🤖 AI Summary
This work addresses the challenge that current vision-language models struggle with multi-step spatial logical reasoning in complex real-world scenarios. To this end, it introduces SpatiaLQA, the first systematically defined benchmark comprising 9,605 question-answer pairs across 241 indoor scenes, specifically designed to evaluate such reasoning capabilities. The authors propose a recursive scene graph–assisted reasoning method that progressively decomposes intricate spatial relationships by integrating foundation vision models with task-driven structured graph representations. Extensive experiments across 41 state-of-the-art vision-language models demonstrate that the proposed approach substantially outperforms existing methods, significantly enhancing models’ performance in spatial logical reasoning.
📝 Abstract
Vision-Language Models (VLMs) have been increasingly applied in real-world scenarios due to their outstanding understanding and reasoning capabilities. Although VLMs have already demonstrated impressive capabilities in common visual question answering and logical reasoning, they still lack the ability to make reasonable decisions in complex real-world environments. We define this ability as spatial logical reasoning, which not only requires understanding the spatial relationships among objects in complex scenes, but also the logical dependencies between steps in multi-step tasks.

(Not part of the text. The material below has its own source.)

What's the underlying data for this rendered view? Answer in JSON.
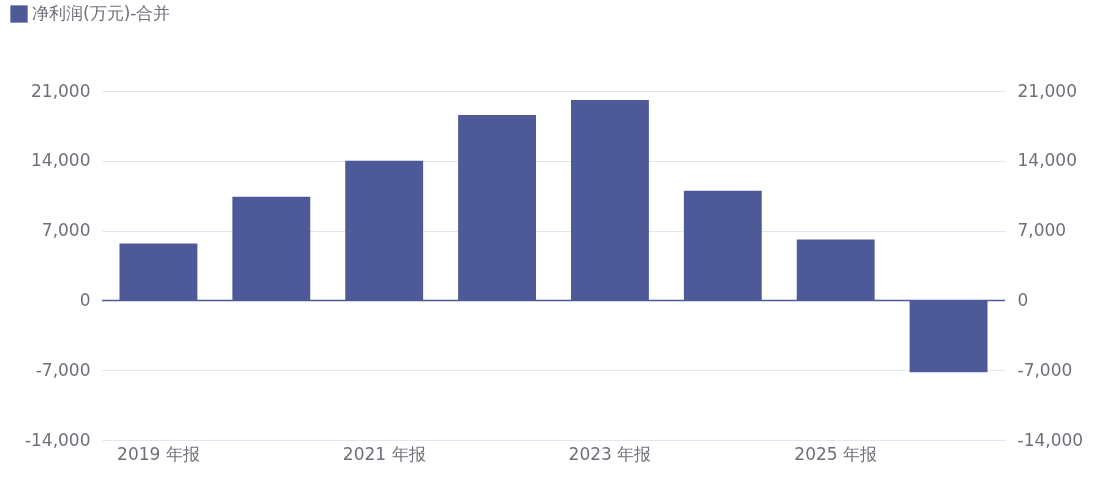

To bridge this gap, we introduce Spatial Logical Question Answering (SpatiaLQA), a benchmark designed to evaluate the spatial logical reasoning capabilities of VLMs. SpatiaLQA consists of 9,605 question answer pairs derived from 241 real-world indoor scenes. We conduct extensive experiments on 41 mainstream VLMs, and the results show that even the most advanced models still struggle with spatial logical reasoning. To address this issue, we propose a method called recursive scene graph assisted reasoning, which leverages visual foundation models to progressively decompose complex scenes into task-relevant scene graphs, thereby enhancing the spatial logical reasoning ability of VLMs, outperforming all previous methods. Code and dataset are available at https://github.com/xieyc99/SpatiaLQA.